Die Eckpfeiler von G+J


  • G+J orientierte sich kompromisslos an den Interessen seiner Leser, Nutzer und Kunden. Das tiefe Verständnis der Kunden und Interessengemeinschaften, ist ihre Kompetenz.
  • Künftige Inhalte müssen für den Lesenden von hoher Relevanz sein. Sie müssen so gut sein, dass niemand, der sich für einen bestimmten Themenbereich interessiert, auf die Inhalte von G+J verzichten kann. Man müsse die Qualität der Produkte ständig verbessern, auch und gerade im Zusammenspiel mit Anwendern und Lesern.
  • G+J dachte radikal in den Inhalten. Das Medium sei sekundär. In Zukunft wollte G+J plattformneutral sein.

Die Umsetzung


  • Nachhaltige und umfassende Digitalisierung: So wie G+J Best in Print als Ziel hatte, müsse G+J auch Best in Digital sein. Dies galt für alle digitalen Angebote, seien es Websites, eMags, Apps oder auch zusätzliche digitale Unternehmen. Im digitalen Bereich werden die Websites und Communities ausgebaut und entsprechend den Bedürfnissen der Communities positioniert. Darüber hinaus werden die Print-Contents und -Marken in die digitale Welt übertragen - in eMags der bestehenden Titel ebenso wie in neu erstellten digitalen Formaten und mobilen Apps.
  • Schaffung zusätzlicher Geschäfte: G+J wollte über ihre Zeitschriften hinaus in weitere Filialen denken und diese weiter ausbauen. Das tiefe und umfassende Wissen der Kunden sollte genutzt werden, um Geschäfte im Zusammenhang mit Inhalten zu tätigen. Handel, Lizenzgeschäfte, kostenpflichtige Dienste etc. G+J wollte weiterhin den Zugang zu den wertvollen Lesern und Nutzern nutzen.
  • Der Beste im Druck war der Anspruch und G+J wollte ihm gerecht werden. G+J wollte in gedruckte Zeitschriften investieren und neue einführen.

Die Rahmenbedingungen


  • Wo jetzt der größte Teil des Geldes verdient und Wachstum in Print und Digital erzielt werden kann, verfügt man über starke Marken und ist in hochattraktiven Segmenten tätig.

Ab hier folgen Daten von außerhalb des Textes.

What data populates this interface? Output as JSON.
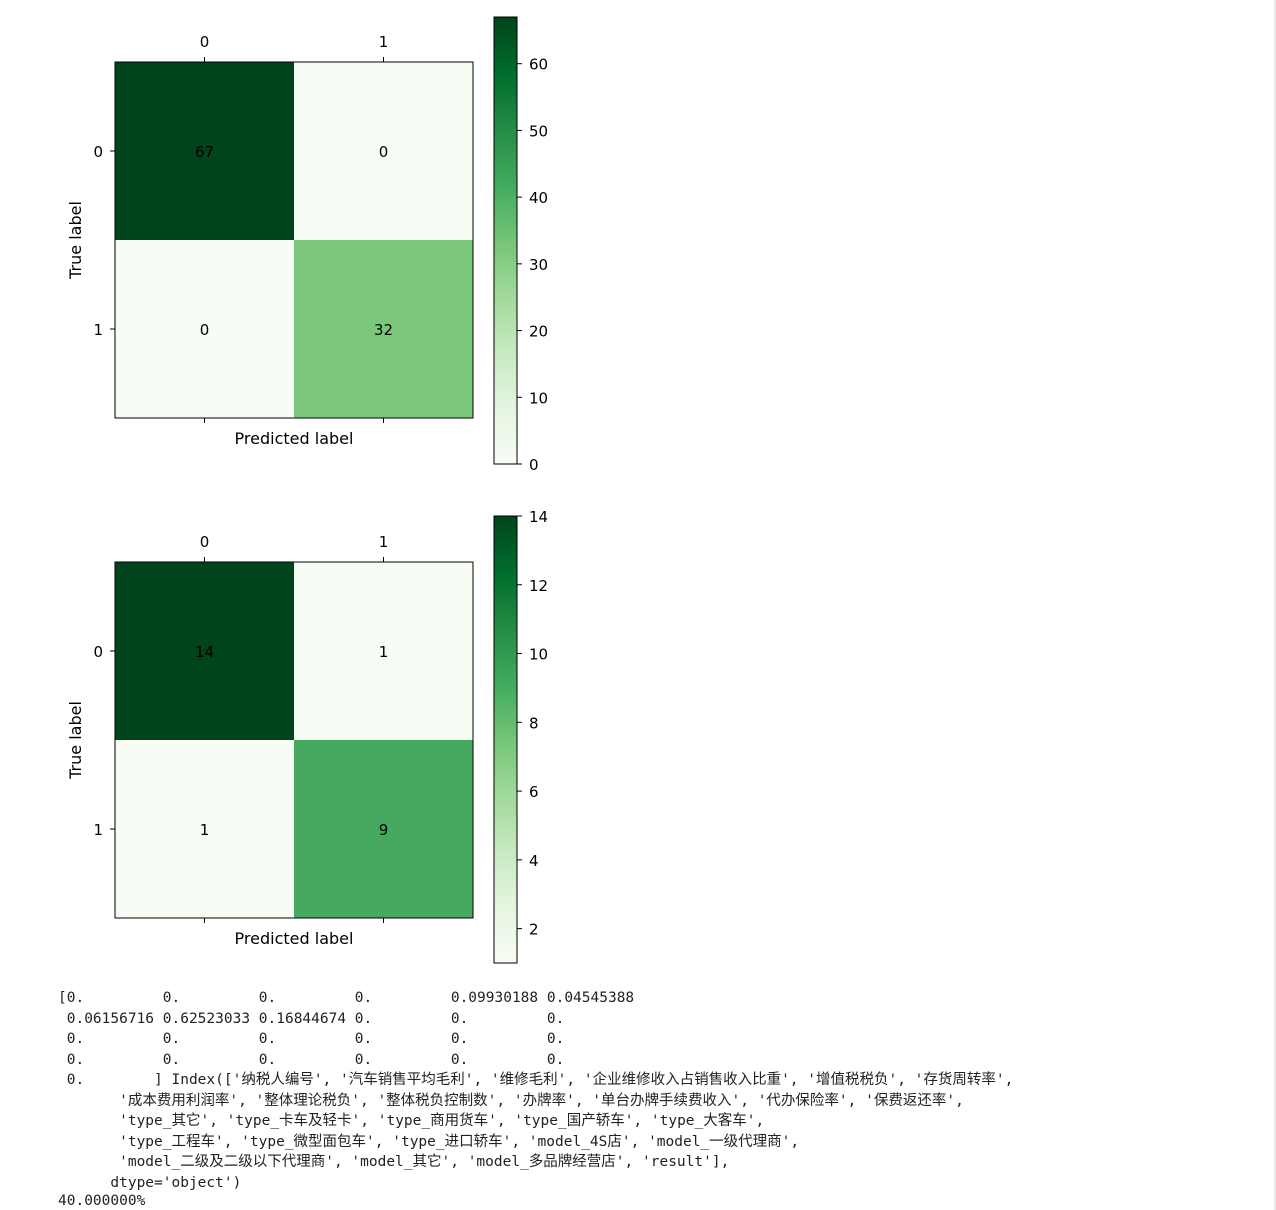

Die neuen Communities of Interest

Man richtet seine bestehende Verlagsgruppenorganisation auf mehrere definierte Interessengruppen aus.
Eine Interessengemeinschaft ist eine Gemeinschaft von Menschen, die ein gemeinsames Interesse an einem Themenbereich haben. Innerhalb einer Gemeinschaft gibt es verschiedene Teile und verschiedene Lebenswelten - G+J wollte diese umfassend abdecken. Auf diese Weise sollte der Verlag zu einem unverzichtbaren Teil der Lebenswelten der Gemeinschaften werden.

FAQs

Strategie von G+J

Was ist die Strategie?

Der Wandel von einem Zeitschriftenhaus in ein Inhaltehaus. Das bedeutet, inhaltlich radikal zu denken und sich kompromisslos an den Bedürfnissen und Interessen der Leser, Nutzer und Kunden - unseren Interessengemeinschaften - orientieren. Communities wollte man über alle relevanten Kanäle - Print und Digital - erreichen. Die inhaltliche Kompetenz und das tiefe Wissen über Leser, Nutzer und Kunden sollte es auch ermöglichen, zusätzliche Geschäfte zu tätigen und so zu einem unverzichtbaren Bestandteil des Lebensumfeldes der Communities of Interest zu werden.

Was kann man unter einem Inhaltehaus verstehen?

Damals war G+J im Wesentlichen ein klassisches Zeitschriftenhaus, das auch teilweise in digitalen Kanälen dachte. Durch die Transformation verstand sich G+J als Inhalte-Haus, das den Nutzern hochwertige Inhalte auf allen relevanten Kanälen zur Verfügung stellt.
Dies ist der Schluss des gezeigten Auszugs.